2. The method of claim 1, wherein forming the modified prompt comprises combining the received text prompt with the one or more retrieved training captions.
3. The method of claim 1, wherein the modified prompt does not include the received text prompt.
4. The method of claim 1, wherein forming the modified prompt comprises generating the modified prompt using a large language model, wherein the large language model generates the modified prompt based on text input comprising at least the one or more retrieved training captions.
5. The method of claim 4, wherein the text input comprises both the received text prompt and the one or more retrieved training captions.
6. The method of claim 4, wherein the text input comprises the one or more retrieved training captions without the received text prompt.
7. The method of claim 1, wherein the one or more similar text embeddings are one or more near neighbour text embeddings.
8. The method of claim 1, wherein the one or more similar text embeddings consist of at least three near neighbour text embeddings.
9. The method of claim 1, wherein the encoder comprises a large pre-trained language processing model.
10. The method claim 1, wherein the one or more similar text embeddings comprise or consist nearest neighbour text embeddings to the encoded received text prompt.
11. The method of claim 1, wherein the received text prompt comprises or consists of text entered by a user.

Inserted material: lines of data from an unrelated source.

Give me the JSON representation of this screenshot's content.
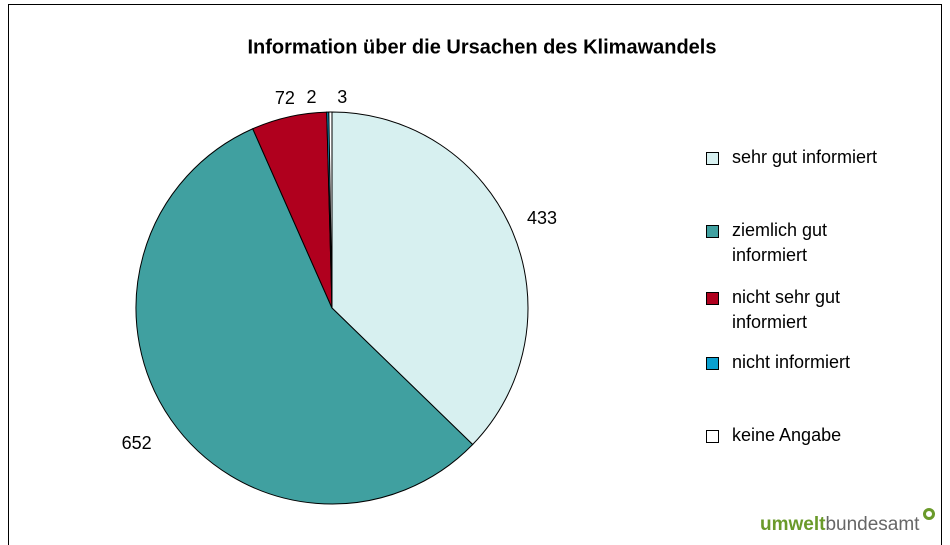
{
  "chart_data": {
    "type": "pie",
    "title": "Information über die Ursachen des Klimawandels",
    "categories": [
      "sehr gut informiert",
      "ziemlich gut informiert",
      "nicht sehr gut informiert",
      "nicht informiert",
      "keine Angabe"
    ],
    "values": [
      433,
      652,
      72,
      2,
      3
    ],
    "colors": [
      "#d7f0f0",
      "#40a0a0",
      "#b0001e",
      "#0aa0d0",
      "#ffffff"
    ],
    "legend": "right"
  },
  "logo": {
    "bold": "umwelt",
    "rest": "bundesamt"
  }
}
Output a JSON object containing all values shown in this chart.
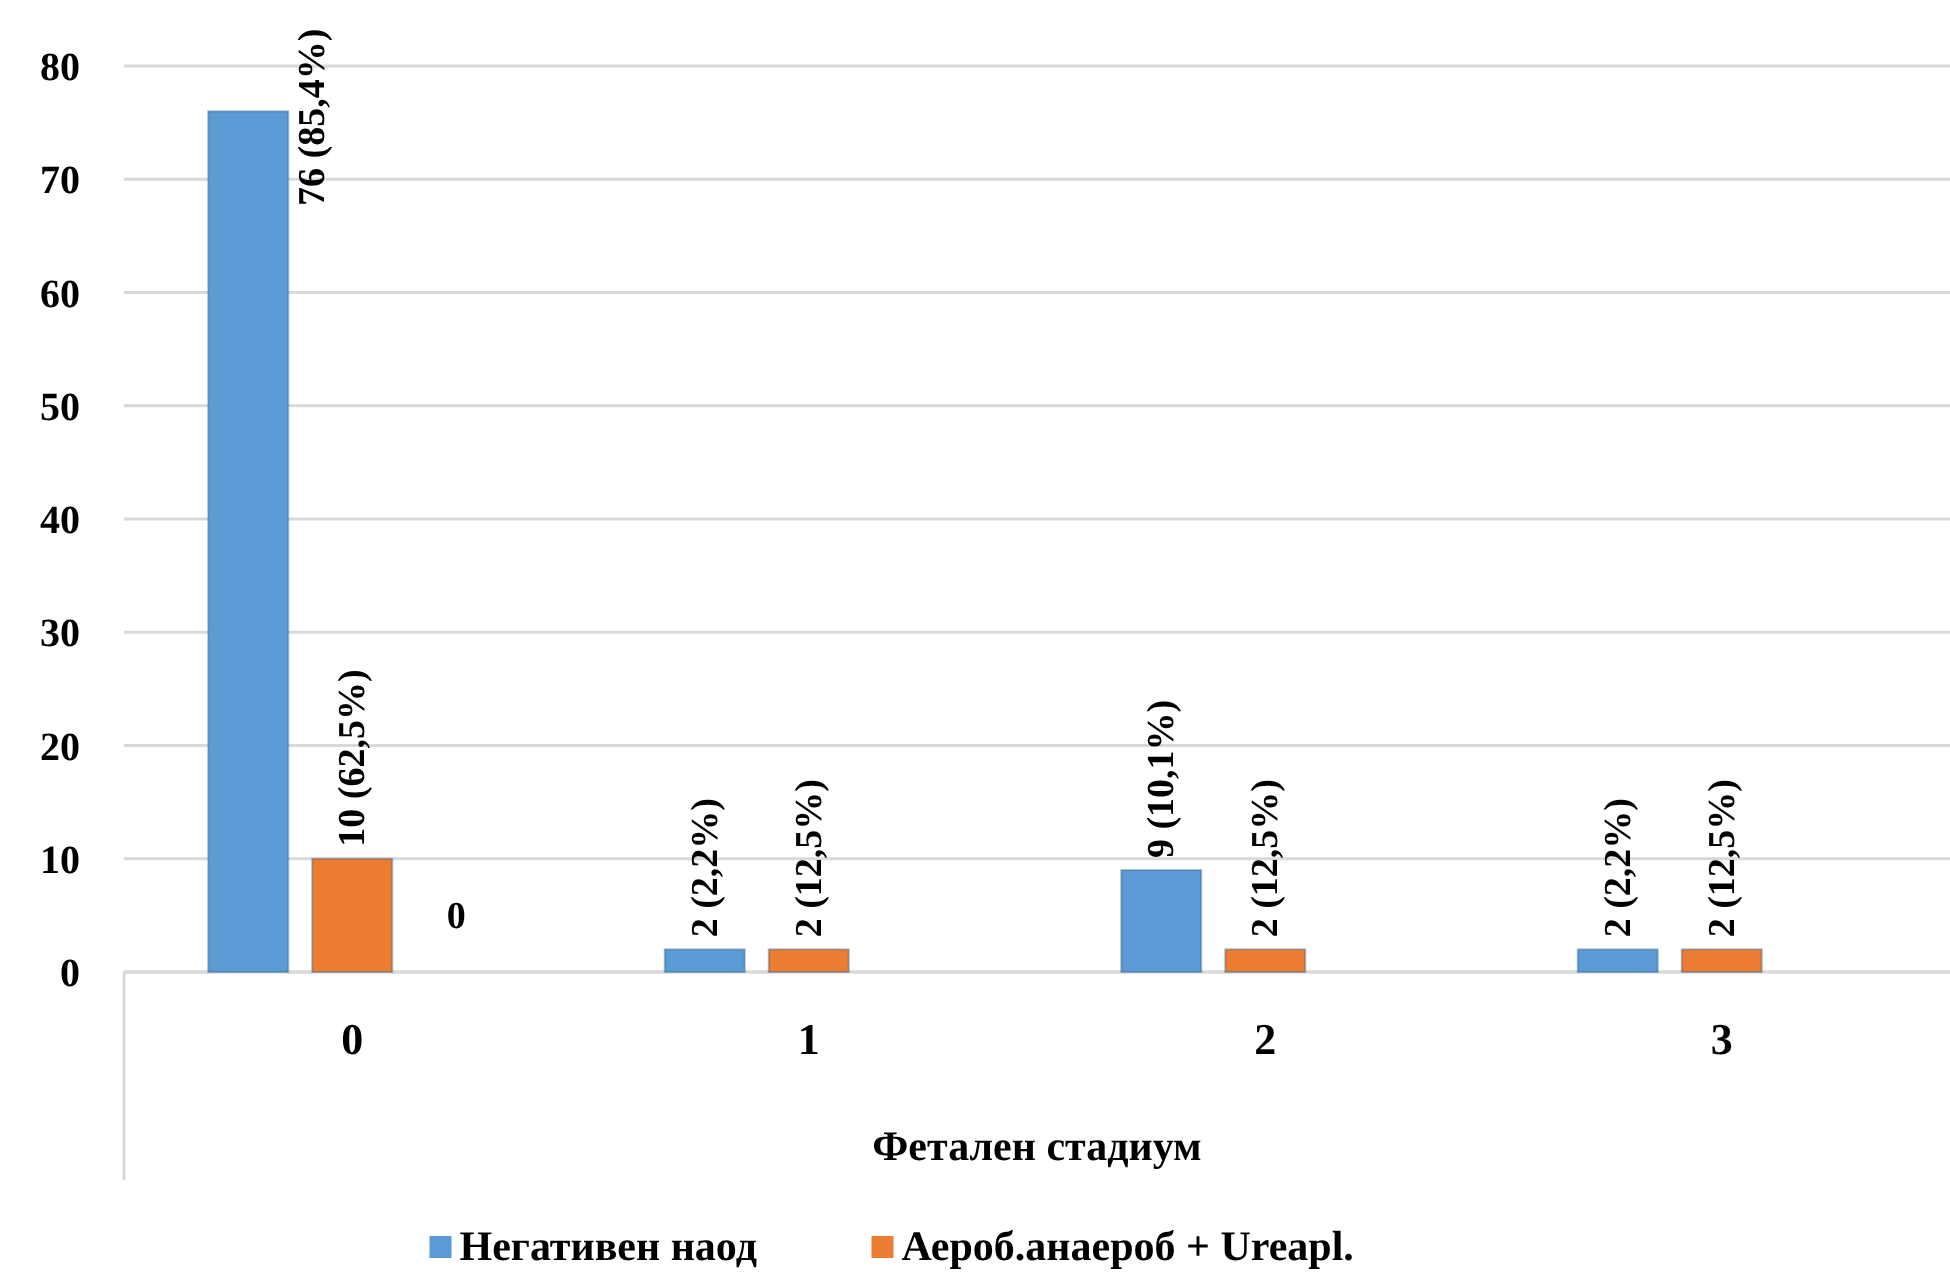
{
  "chart_data": {
    "type": "bar",
    "xlabel": "Фетален стадиум",
    "categories": [
      "0",
      "1",
      "2",
      "3"
    ],
    "series": [
      {
        "name": "Негативен наод",
        "color": "#5b9bd5",
        "values": [
          76,
          2,
          9,
          2
        ],
        "value_labels": [
          "76 (85,4%)",
          "2 (2,2%)",
          "9 (10,1%)",
          "2 (2,2%)"
        ]
      },
      {
        "name": "Аероб.анаероб + Ureapl.",
        "color": "#ed7d31",
        "values": [
          10,
          2,
          2,
          2
        ],
        "value_labels": [
          "10 (62,5%)",
          "2 (12,5%)",
          "2 (12,5%)",
          "2 (12,5%)"
        ]
      }
    ],
    "annotations": [
      {
        "text": "0",
        "x": "0",
        "y": 0
      }
    ],
    "ylim": [
      0,
      80
    ],
    "yticks": [
      0,
      10,
      20,
      30,
      40,
      50,
      60,
      70,
      80
    ],
    "grid": "y",
    "legend": "bottom"
  }
}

12. A computer-implemented method for generating a prompt for a generative machine learning model, the method comprising:
receiving a text prompt;
encoding, by an encoder implementing an encoding process, the received text prompt into a text embedding;
identifying one or more similar text embeddings to the encoded received text prompt from a database of text embeddings, wherein the text embeddings in the database comprise or consist of training captions that were used to train the generative machine learning model encoded using the encoding process;
retrieving one or more training captions corresponding to the identified one or more similar text embeddings; and
generating a modified prompt based on the retrieved training captions.
13. The method of claim 12, further comprising providing the modified prompt to the generative machine learning model.
14. The method of claim 12, wherein forming the modified prompt comprises generating the modified prompt using a large language model, wherein the large language model generates the modified prompt based on text input comprising at least the one or more retrieved training captions.
15. The method of claim 14, wherein the text input comprises both the received text prompt and the one or more retrieved training captions.
16. The method of claim 15, wherein the one or more similar text embeddings consist of a plurality of near neighbour text embeddings.
17. The method of claim 15, wherein the one or more similar text embeddings consist of at least three near neighbour text embeddings.
18. The method of claim 12, wherein the encoder comprises a large pre-trained language processing model.
19. The method of claim 12, wherein the received text prompt comprises or consists of text entered by a user.
20. Non-transitory storage storing instructions executable by one or more processing units to cause the one or more processing units to perform a method, the method comprising:
receiving a text prompt;
encoding, by an encoder implementing an encoding process, the received text prompt into a text embedding;
identifying one or more similar text embeddings to the encoded text prompt from a database of text embeddings, wherein the text embeddings in the database comprise or consist of training captions that were used to train the generative machine learning model encoded using the encoding process;
retrieving one or more training captions corresponding to the identified one or more similar text embeddings; and
generating a modified prompt based on the retrieved training captions.